Barracuda – Christos Tsiolkas

It’s just a little word – just four letters. It stars with a ‘c’ and ends in ‘t’. Why should such a small word be so off-putting to me, so abhorrent? I am a man of the world, aren’t I? Even after sixty years on this planet, this little word still makes me flinch. It makes me flinch when I espy it in print, or hear it uttered on-screen, in the street or, back in my teaching days – in the playground. The word itself has various meanings, but is rarely used in a positive context. It’s a word of anger, in the real world usually fouling out of the mouths of the articulately challenged as a put down. I could never write it in my scribblings – I have enough trouble using the f-bomb.


But there are no inhibitions with either word with Tsiolkas in ‘Barracuda’ He uses them with abandon; with pungent frequency right from the get-go. And he soon had me recoiling with distaste. Now don’t get me started with the sex in it. That it was between men of the homosexual persuasion had me coming over all squeamish. I insert a coda here that I am all for gay marriage and all that – but please spare me having to read of or see their intimate activities. I even have to turn away from the tele when two men have a pash!

But, being an avid review reader, I did know what was coming. I’d put off taking the plunge for a while, seeing the book sitting up there on a shelf in my man-cave, seemingly saying to me, ‘You thought ‘The Slap’ was the best book written in the first decade after the turn of the millennium, so you really do need to read me – my masters follow-up.’ So, against my gut instinct, I did. I am proud of myself – I made it through to the last page – but very little pleasure was had in doing so. Whereas ‘The Slap’ grabbed me and held me from go to whoa, despite just about every character being quiet detestable – ugly people leading ugly lives. ‘Barracuda’, to me, was just plain boring – when I wasn’t tut-tutting about that word. ‘The Slap’ did have its detractors too, but I thought it was magnificent – and it’s visual interpretation was pretty damn impressive as well. Praise be they don’t do one of this.

If anything there were more positive beings in this novel than in his previous, even if they all seemed to have a flawed side still. As for the hero, he only grew on me when Tsiolkas introduced a softer aspect to his character once he was through with the tumultuous ride he had during his teen and young adult years. It’s only when he meets cousin Dennis that the book fleetingly came alive for me. This occurred on a pretty wretched family trip to Adelaide, but sees our hero take Dennis under his wing. His cousin has an acquired brain injury – but is by far the author’s most sympathetic creation in this offering. The fulcrum of the novel are the travails of Danny Kelly, in his own mind, destined to be an Olympic champion in the pool with the natural talent he possesses. This, though, isn’t your typical tale of sports-person from the boondocks conquering adversity and attaining a shower of gold.

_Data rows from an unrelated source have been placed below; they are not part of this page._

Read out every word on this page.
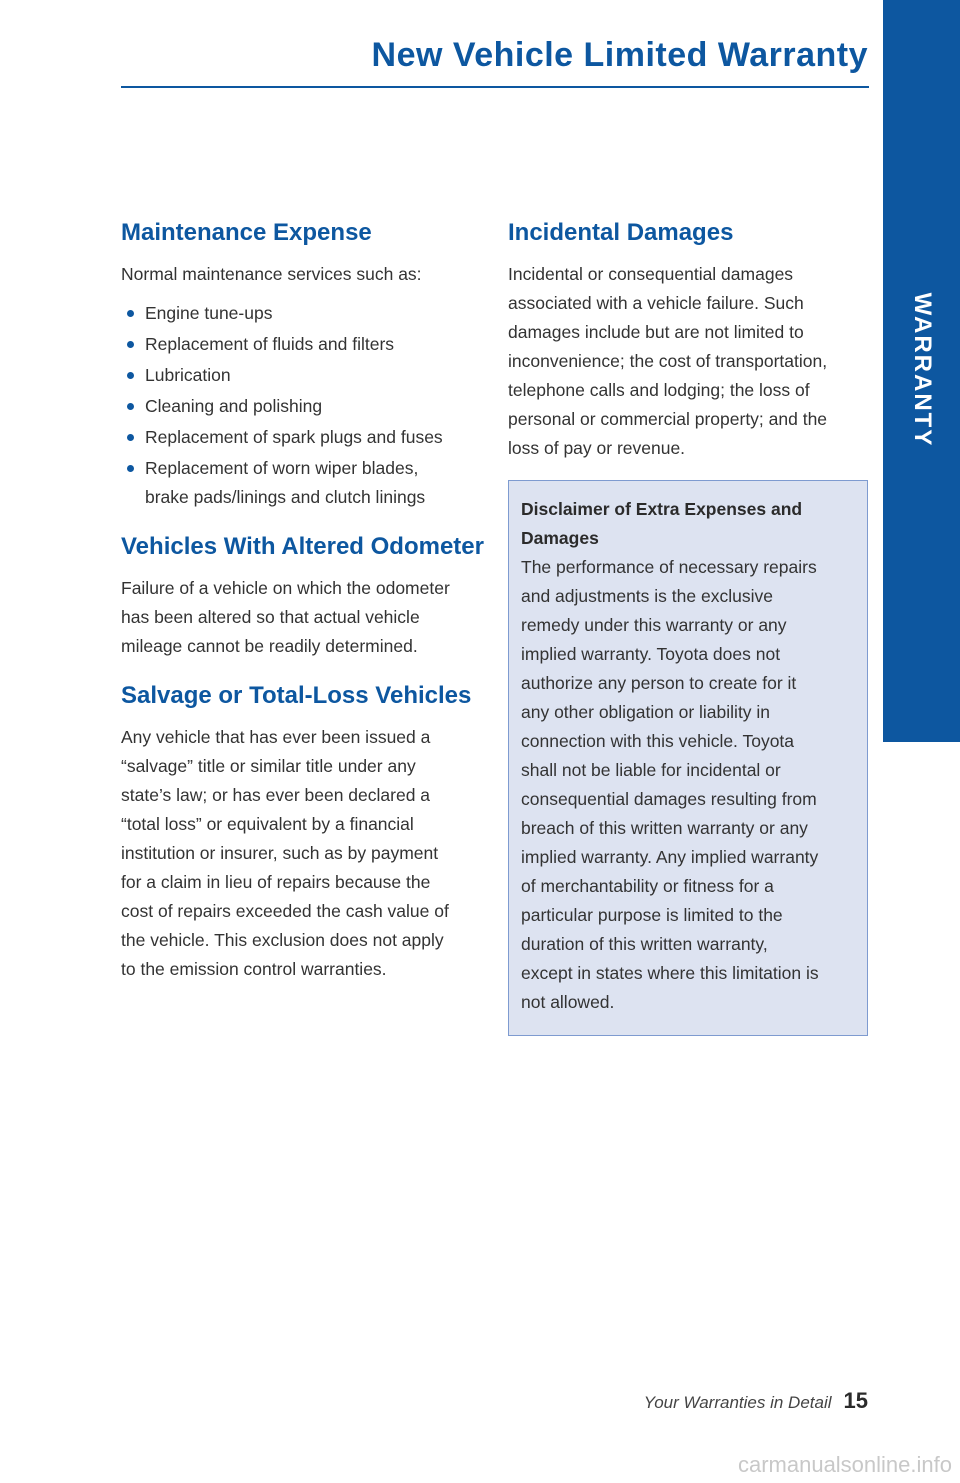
WARRANTY
New Vehicle Limited Warranty
Maintenance Expense

Normal maintenance services such as:

Engine tune-ups
Replacement of fluids and filters
Lubrication
Cleaning and polishing
Replacement of spark plugs and fuses
Replacement of worn wiper blades,
brake pads/linings and clutch linings
Vehicles With Altered Odometer

Failure of a vehicle on which the odometer
has been altered so that actual vehicle
mileage cannot be readily determined.

Salvage or Total-Loss Vehicles

Any vehicle that has ever been issued a
“salvage” title or similar title under any
state’s law; or has ever been declared a
“total loss” or equivalent by a financial
institution or insurer, such as by payment
for a claim in lieu of repairs because the
cost of repairs exceeded the cash value of
the vehicle. This exclusion does not apply
to the emission control warranties.

Incidental Damages

Incidental or consequential damages
associated with a vehicle failure. Such
damages include but are not limited to
inconvenience; the cost of transportation,
telephone calls and lodging; the loss of
personal or commercial property; and the
loss of pay or revenue.

Disclaimer of Extra Expenses and
Damages
The performance of necessary repairs
and adjustments is the exclusive
remedy under this warranty or any
implied warranty. Toyota does not
authorize any person to create for it
any other obligation or liability in
connection with this vehicle. Toyota
shall not be liable for incidental or
consequential damages resulting from
breach of this written warranty or any
implied warranty. Any implied warranty
of merchantability or fitness for a
particular purpose is limited to the
duration of this written warranty,
except in states where this limitation is
not allowed.
Your Warranties in Detail 15
carmanualsonline.info
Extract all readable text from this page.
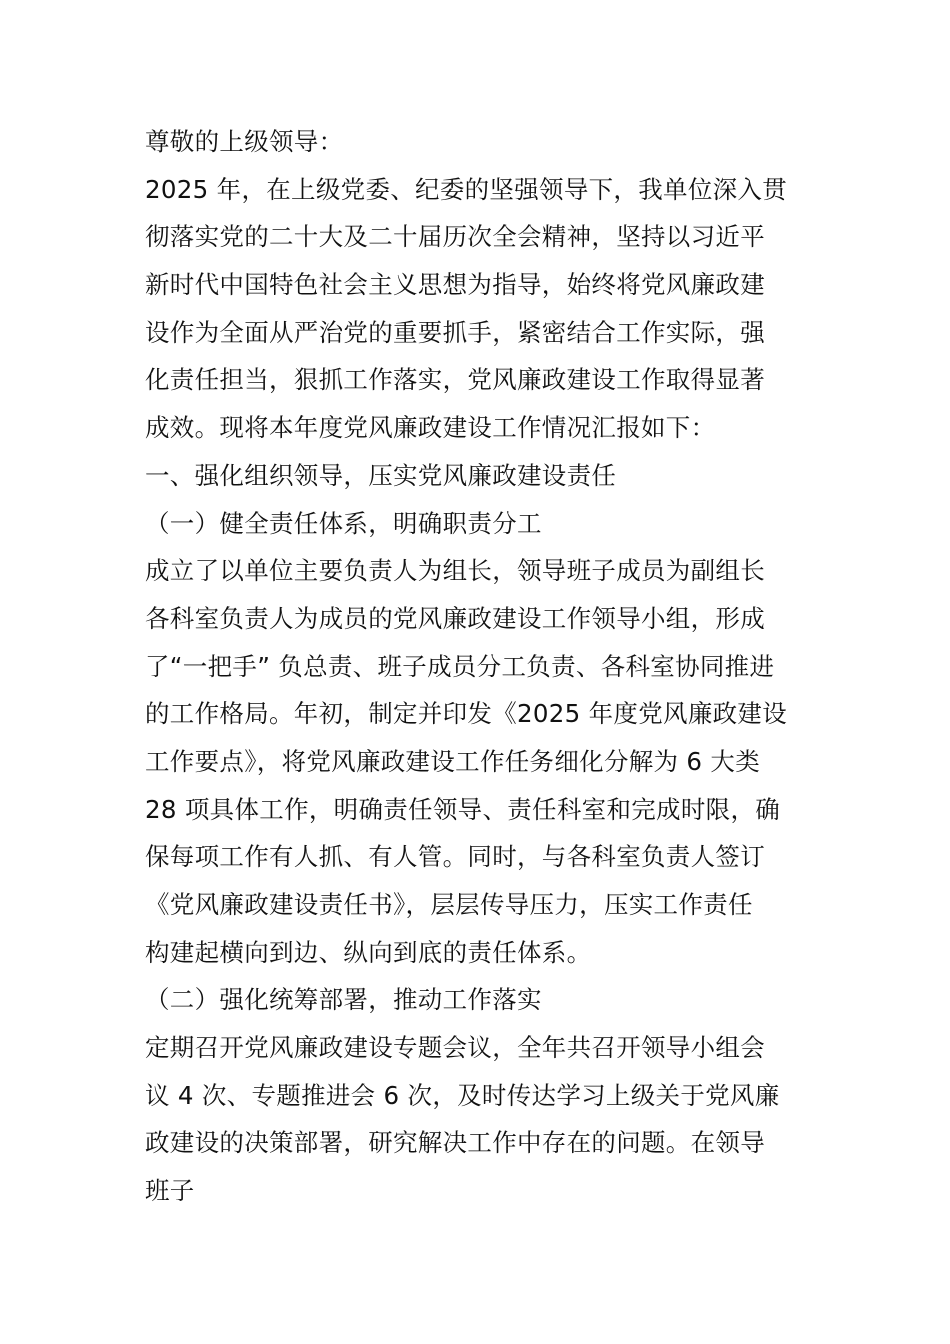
尊敬的上级领导：
2025 年，在上级党委、纪委的坚强领导下，我单位深入贯
彻落实党的二十大及二十届历次全会精神，坚持以习近平
新时代中国特色社会主义思想为指导，始终将党风廉政建
设作为全面从严治党的重要抓手，紧密结合工作实际，强
化责任担当，狠抓工作落实，党风廉政建设工作取得显著
成效。现将本年度党风廉政建设工作情况汇报如下：
一、强化组织领导，压实党风廉政建设责任
（一）健全责任体系，明确职责分工
成立了以单位主要负责人为组长，领导班子成员为副组长
各科室负责人为成员的党风廉政建设工作领导小组，形成
了“一把手” 负总责、班子成员分工负责、各科室协同推进
的工作格局。年初，制定并印发《2025 年度党风廉政建设
工作要点》，将党风廉政建设工作任务细化分解为 6 大类
28 项具体工作，明确责任领导、责任科室和完成时限，确
保每项工作有人抓、有人管。同时，与各科室负责人签订
《党风廉政建设责任书》，层层传导压力，压实工作责任
构建起横向到边、纵向到底的责任体系。
（二）强化统筹部署，推动工作落实
定期召开党风廉政建设专题会议，全年共召开领导小组会
议 4 次、专题推进会 6 次，及时传达学习上级关于党风廉
政建设的决策部署，研究解决工作中存在的问题。在领导
班子
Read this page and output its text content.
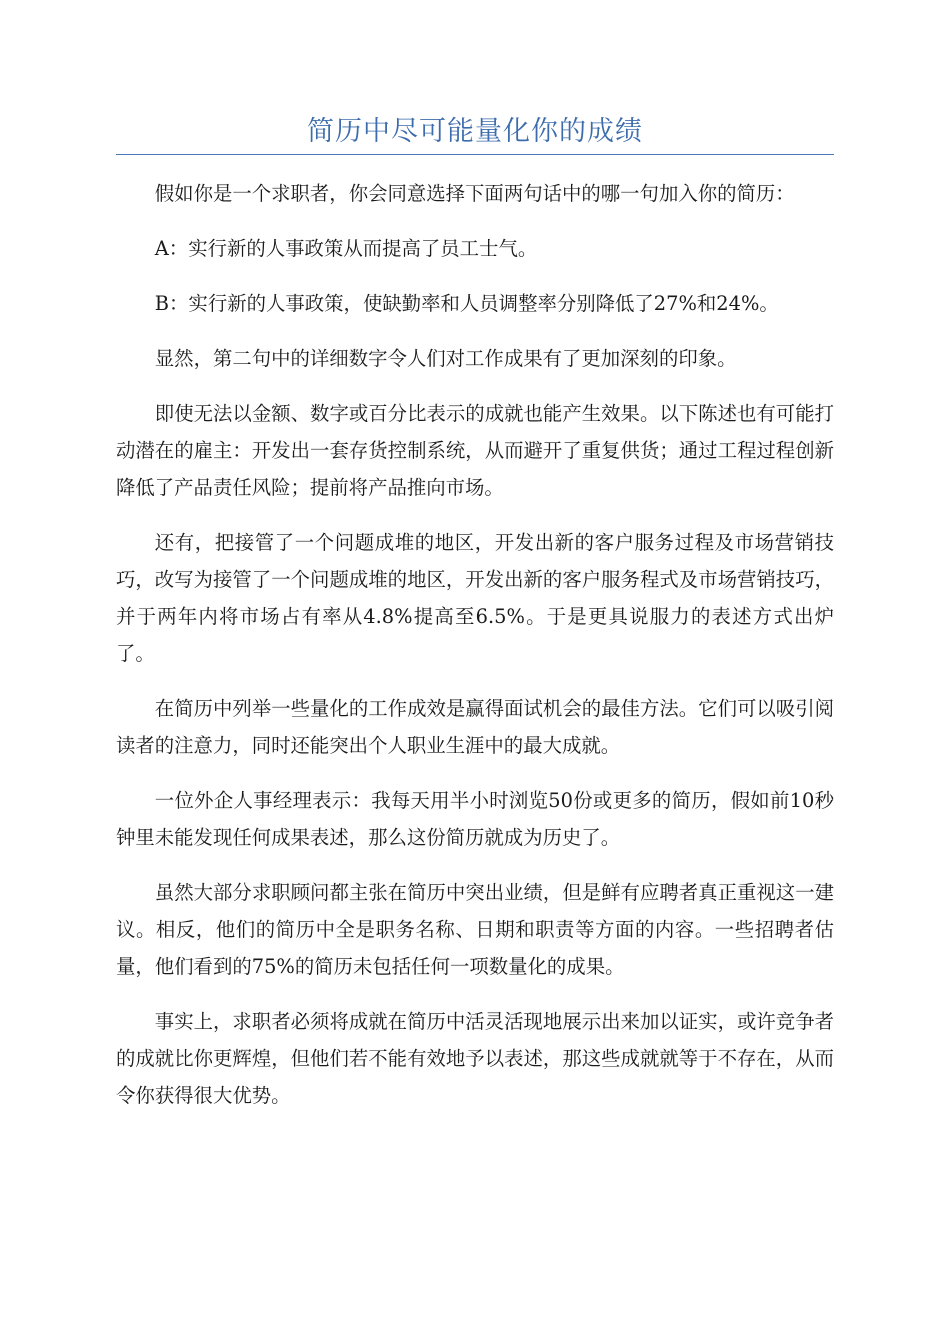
简历中尽可能量化你的成绩

假如你是一个求职者，你会同意选择下面两句话中的哪一句加入你的简历：

A：实行新的人事政策从而提高了员工士气。

B：实行新的人事政策，使缺勤率和人员调整率分别降低了27%和24%。

显然，第二句中的详细数字令人们对工作成果有了更加深刻的印象。

即使无法以金额、数字或百分比表示的成就也能产生效果。以下陈述也有可能打动潜在的雇主：开发出一套存货控制系统，从而避开了重复供货；通过工程过程创新降低了产品责任风险；提前将产品推向市场。

还有，把接管了一个问题成堆的地区，开发出新的客户服务过程及市场营销技巧，改写为接管了一个问题成堆的地区，开发出新的客户服务程式及市场营销技巧，并于两年内将市场占有率从4.8%提高至6.5%。于是更具说服力的表述方式出炉了。

在简历中列举一些量化的工作成效是赢得面试机会的最佳方法。它们可以吸引阅读者的注意力，同时还能突出个人职业生涯中的最大成就。

一位外企人事经理表示：我每天用半小时浏览50份或更多的简历，假如前10秒钟里未能发现任何成果表述，那么这份简历就成为历史了。

虽然大部分求职顾问都主张在简历中突出业绩，但是鲜有应聘者真正重视这一建议。相反，他们的简历中全是职务名称、日期和职责等方面的内容。一些招聘者估量，他们看到的75%的简历未包括任何一项数量化的成果。

事实上，求职者必须将成就在简历中活灵活现地展示出来加以证实，或许竞争者的成就比你更辉煌，但他们若不能有效地予以表述，那这些成就就等于不存在，从而令你获得很大优势。
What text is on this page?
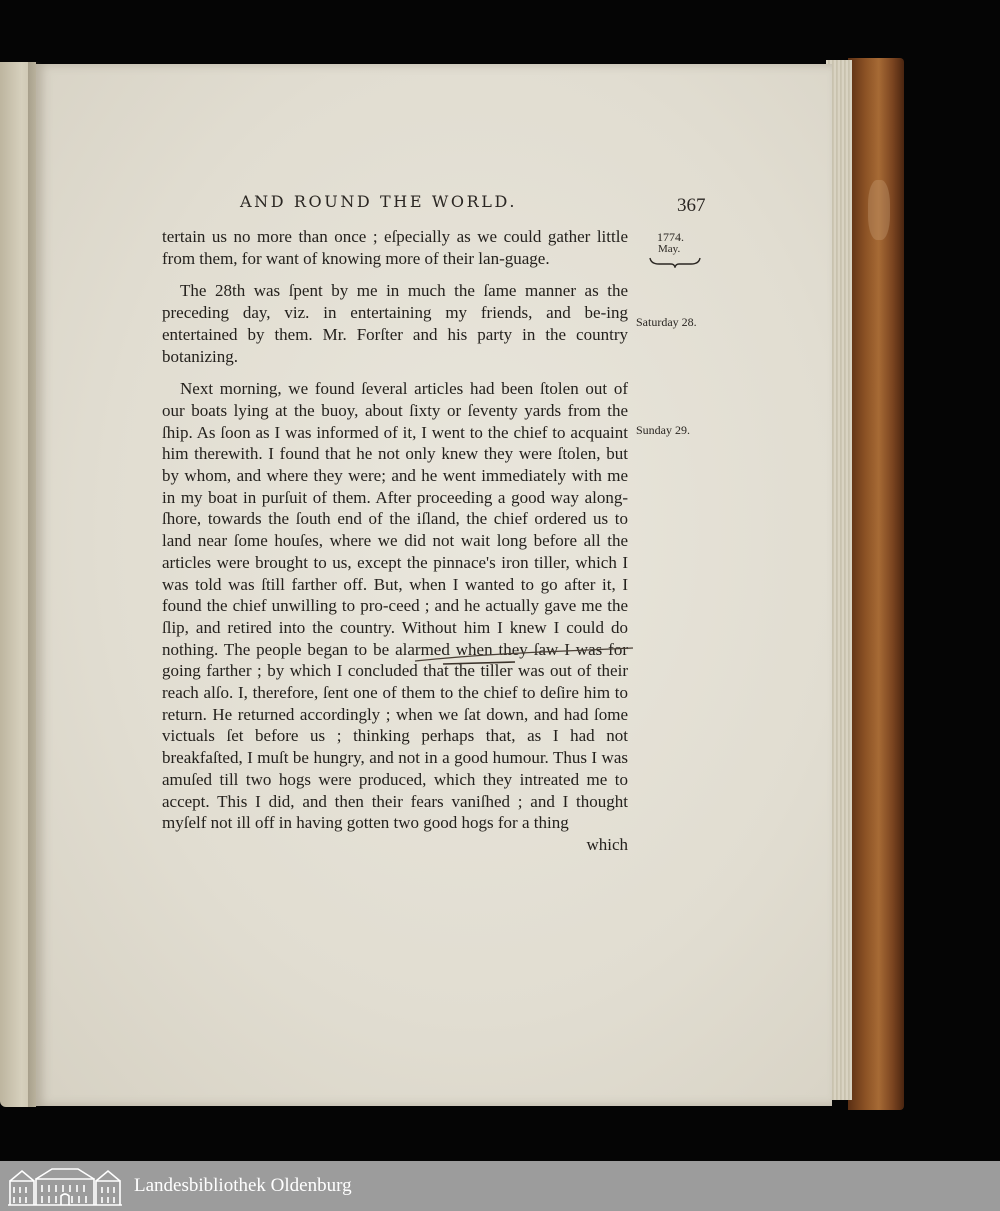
AND ROUND THE WORLD.	367
1774.
May.
Saturday 28.
Sunday 29.

tertain us no more than once ; eſpecially as we could gather little from them, for want of knowing more of their lan-guage.

The 28th was ſpent by me in much the ſame manner as the preceding day, viz. in entertaining my friends, and be-ing entertained by them. Mr. Forſter and his party in the country botanizing.

Next morning, we found ſeveral articles had been ſtolen out of our boats lying at the buoy, about ſixty or ſeventy yards from the ſhip. As ſoon as I was informed of it, I went to the chief to acquaint him therewith. I found that he not only knew they were ſtolen, but by whom, and where they were; and he went immediately with me in my boat in purſuit of them. After proceeding a good way along-ſhore, towards the ſouth end of the iſland, the chief ordered us to land near ſome houſes, where we did not wait long before all the articles were brought to us, except the pinnace's iron tiller, which I was told was ſtill farther off. But, when I wanted to go after it, I found the chief unwilling to pro-ceed ; and he actually gave me the ſlip, and retired into the country. Without him I knew I could do nothing. The people began to be alarmed when they ſaw I was for going farther ; by which I concluded that the tiller was out of their reach alſo. I, therefore, ſent one of them to the chief to deſire him to return. He returned accordingly ; when we ſat down, and had ſome victuals ſet before us ; thinking perhaps that, as I had not breakfaſted, I muſt be hungry, and not in a good humour. Thus I was amuſed till two hogs were produced, which they intreated me to accept. This I did, and then their fears vaniſhed ; and I thought myſelf not ill off in having gotten two good hogs for a thing

which

Landesbibliothek Oldenburg
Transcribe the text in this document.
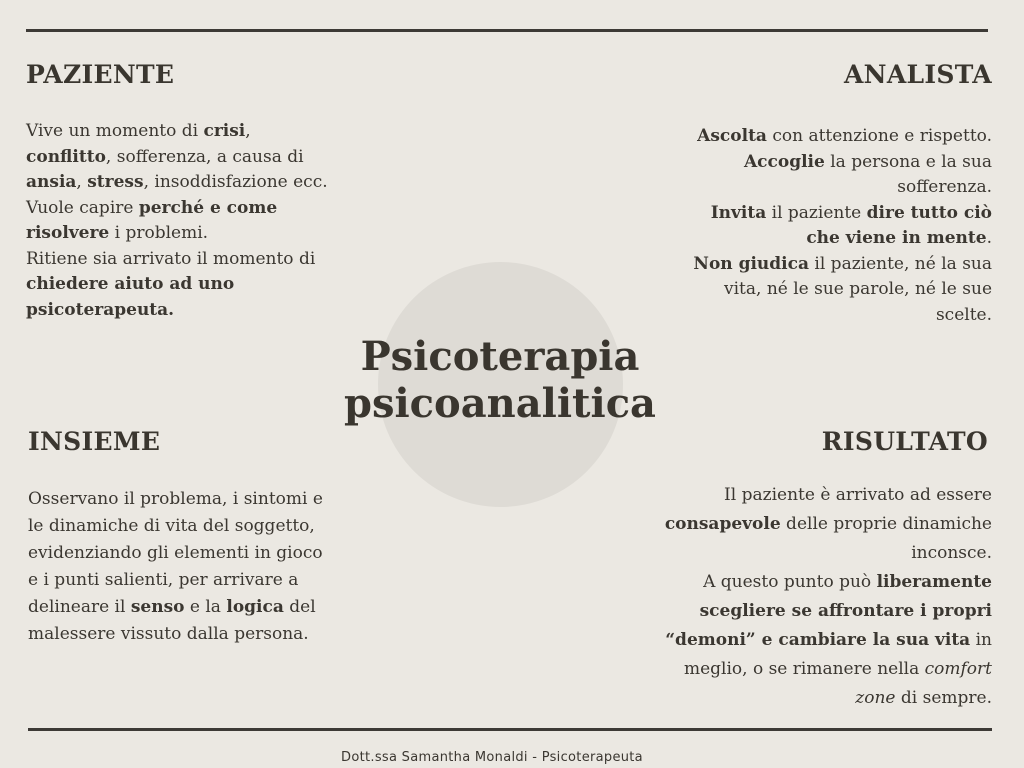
PAZIENTE

Vive un momento di crisi, conflitto, sofferenza, a causa di ansia, stress, insoddisfazione ecc.
Vuole capire perché e come risolvere i problemi.
Ritiene sia arrivato il momento di chiedere aiuto ad uno psicoterapeuta.

ANALISTA

Ascolta con attenzione e rispetto.
Accoglie la persona e la sua sofferenza.
Invita il paziente dire tutto ciò che viene in mente.
Non giudica il paziente, né la sua vita, né le sue parole, né le sue scelte.

Psicoterapia psicoanalitica
INSIEME

Osservano il problema, i sintomi e le dinamiche di vita del soggetto, evidenziando gli elementi in gioco e i punti salienti, per arrivare a delineare il senso e la logica del malessere vissuto dalla persona.

RISULTATO

Il paziente è arrivato ad essere consapevole delle proprie dinamiche inconsce.
A questo punto può liberamente scegliere se affrontare i propri “demoni” e cambiare la sua vita in meglio, o se rimanere nella comfort zone di sempre.

Dott.ssa Samantha Monaldi - Psicoterapeuta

No, Danny succumbs pretty quickly as he hasn’t the mental toughness such success requires. He is partial to major meltdowns, one such landing him in the clink. For most of the first part of the novel the whole world seems agin him. It’s only after he reaches his lowest point does there seem some hope of scaling back up to some sort of redemption – though never to the glittering heights he once imagined for himself.

To be frank most of it was pretty turgid going. There’s no doubt Tsiolkas possesses unquestioned talent, just like his protagonist, but, unlike with ‘The Slap’, it just doesn’t gel here for me. The narrative flip flops also became pretty tiresome by the conclusion – too smart by half is Mr Tsiolkas in this regard, methinks. I do love to look forward to time with a book, but I was constantly returning to this reluctantly. Admiring an author is one thing, liking what he/she produces is another.